Compilation album by DJ Yoda
- Released: 2001
- Genre: Hip-hop
- Label: Antidote ANTCD101

DJ Yoda chronology
| How to Cut and Paste Mix Tape Vol.1 (2001) | How to Cut and Paste Mix Tape Vol.2 (2001) | How to Cut & Paste: The 80's Edition (2003) |

= How to Cut and Paste Mix Tape Vol.2 =

Compilation album

How to Cut and Paste Mix Tape Vol.2 is the second DJ mix album mixed by DJ Yoda.

==Track listing==
1. "Intro" / "Star Wars Theme" (featuring Crash Crew) - DJ Yoda
2. "Ill Culinary Behaviour" - DJ Format
3. "Creatures, Breakin' and Names" (featuring Laura Lee, Jimmy Castor Bunch & New Birth) - DJ Yoda
4. "Glue" (featuring Biz Markie & Mr.
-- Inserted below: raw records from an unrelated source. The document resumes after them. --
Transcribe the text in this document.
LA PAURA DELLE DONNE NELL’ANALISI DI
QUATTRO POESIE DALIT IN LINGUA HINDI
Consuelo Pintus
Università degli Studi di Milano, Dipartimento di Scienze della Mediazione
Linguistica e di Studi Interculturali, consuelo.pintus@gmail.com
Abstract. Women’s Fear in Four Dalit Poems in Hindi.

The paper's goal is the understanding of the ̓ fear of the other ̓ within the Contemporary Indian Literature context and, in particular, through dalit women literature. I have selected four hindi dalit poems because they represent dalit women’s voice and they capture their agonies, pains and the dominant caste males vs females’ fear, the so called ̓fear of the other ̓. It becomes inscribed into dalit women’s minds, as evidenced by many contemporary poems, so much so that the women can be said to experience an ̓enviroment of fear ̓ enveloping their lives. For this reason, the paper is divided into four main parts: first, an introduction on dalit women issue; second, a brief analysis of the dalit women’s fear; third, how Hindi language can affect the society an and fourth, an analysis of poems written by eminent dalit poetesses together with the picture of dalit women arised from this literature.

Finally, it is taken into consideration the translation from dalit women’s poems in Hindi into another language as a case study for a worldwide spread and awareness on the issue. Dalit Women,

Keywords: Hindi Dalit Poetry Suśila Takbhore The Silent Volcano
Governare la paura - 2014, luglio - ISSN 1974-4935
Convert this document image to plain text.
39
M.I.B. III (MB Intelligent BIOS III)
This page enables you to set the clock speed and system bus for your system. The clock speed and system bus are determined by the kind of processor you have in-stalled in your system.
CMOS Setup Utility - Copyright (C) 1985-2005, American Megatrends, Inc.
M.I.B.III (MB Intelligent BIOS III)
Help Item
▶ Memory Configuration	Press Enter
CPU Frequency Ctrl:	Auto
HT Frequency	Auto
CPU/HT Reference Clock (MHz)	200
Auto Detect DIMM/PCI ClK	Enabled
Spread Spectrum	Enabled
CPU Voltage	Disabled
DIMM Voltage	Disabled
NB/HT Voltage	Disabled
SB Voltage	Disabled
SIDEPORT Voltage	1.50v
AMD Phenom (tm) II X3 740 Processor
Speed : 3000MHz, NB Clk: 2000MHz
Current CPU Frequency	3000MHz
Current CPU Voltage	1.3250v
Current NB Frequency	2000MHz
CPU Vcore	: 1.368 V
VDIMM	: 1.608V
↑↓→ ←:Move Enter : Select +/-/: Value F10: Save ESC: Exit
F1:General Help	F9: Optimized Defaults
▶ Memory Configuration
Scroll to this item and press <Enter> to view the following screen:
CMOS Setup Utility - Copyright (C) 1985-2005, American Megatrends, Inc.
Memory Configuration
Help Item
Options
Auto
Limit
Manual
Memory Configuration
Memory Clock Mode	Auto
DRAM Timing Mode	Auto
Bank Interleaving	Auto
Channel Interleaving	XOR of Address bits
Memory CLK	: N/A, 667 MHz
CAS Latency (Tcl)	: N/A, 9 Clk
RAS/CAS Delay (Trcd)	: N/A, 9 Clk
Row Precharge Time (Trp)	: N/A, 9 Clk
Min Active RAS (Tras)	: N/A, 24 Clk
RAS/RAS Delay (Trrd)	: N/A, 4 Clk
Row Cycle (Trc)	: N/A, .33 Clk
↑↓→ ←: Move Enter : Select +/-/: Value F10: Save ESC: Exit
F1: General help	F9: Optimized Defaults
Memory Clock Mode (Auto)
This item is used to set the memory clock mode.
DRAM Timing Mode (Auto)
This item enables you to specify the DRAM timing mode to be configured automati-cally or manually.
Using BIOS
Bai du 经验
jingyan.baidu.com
Complex) - Beyond There
5. "Cucumbers, Needles, Sandwiches & Jazz" (featuring Freda Payne, Johnny Guitar Watson, Martine Girault, the Delfonics & Charlie Parker Septet) - DJ Yoda
6. "Lonely Piano" (featuring - Grinning Barns) - Quasimoto
7. "Yoda Meets the A-Team" - DJ Yoda
8. "Scratching & Keyboard Techniques" (featuring Dizzy Gillespie) - DJ Yoda
9. "Quid Control" (featuring People Under The Stairs) - DJ Yoda
10. "Mysterious Plot" (featuring Lee Dorsey) - DJ Yoda
11. "Billie Holiday Turntablised" - DJ Yoda
12. "We Got The Funk" - The Beatnuts
13. "On the Reggae-lar Part 2" (featuring Honey Boy Martin, Don Drummond, Dandy Livingstone, the Cimmarons, Hopeton Lewis, Pat Kelly & the Uniques) - DJ Yoda
14. "I Gotcha Opin" (Remix) - Black Moon
15. "Drop" - The Pharcyde
16. "One Two S**t" - A Tribe Called Quest
17. "Only When I'm Drunk" - Tha Alkaholiks
18. "Anything" (featuring Wu-Tang Clan) - SWV
19. "C.R.E.A.M." - Wu-Tang Clan
20. "Tony Mozzarelli Wants 80's Pop" / "The Godfather" - DJ Yoda
21. "Yoda's 80's Pop Megamix" (featuring Rick Astley, Bomb the Bass, Hall & Oates, Five Star & Taylor Dayne) - DJ Yoda
22. "Rhubarb Tart" (featuring John Cleese) - DJ Yoda
23. "George Formby Turntablised" - DJ Yoda
24. "Outro / Indiana Jones Theme" (featuring - Evelyn Glennie) - DJ Yoda

==Reception==
The album was positively received, with AllMusic giving it a four star review, describing it as " a combination DJ-technique workshop, hip-hop compilation and adolescent joke-fest".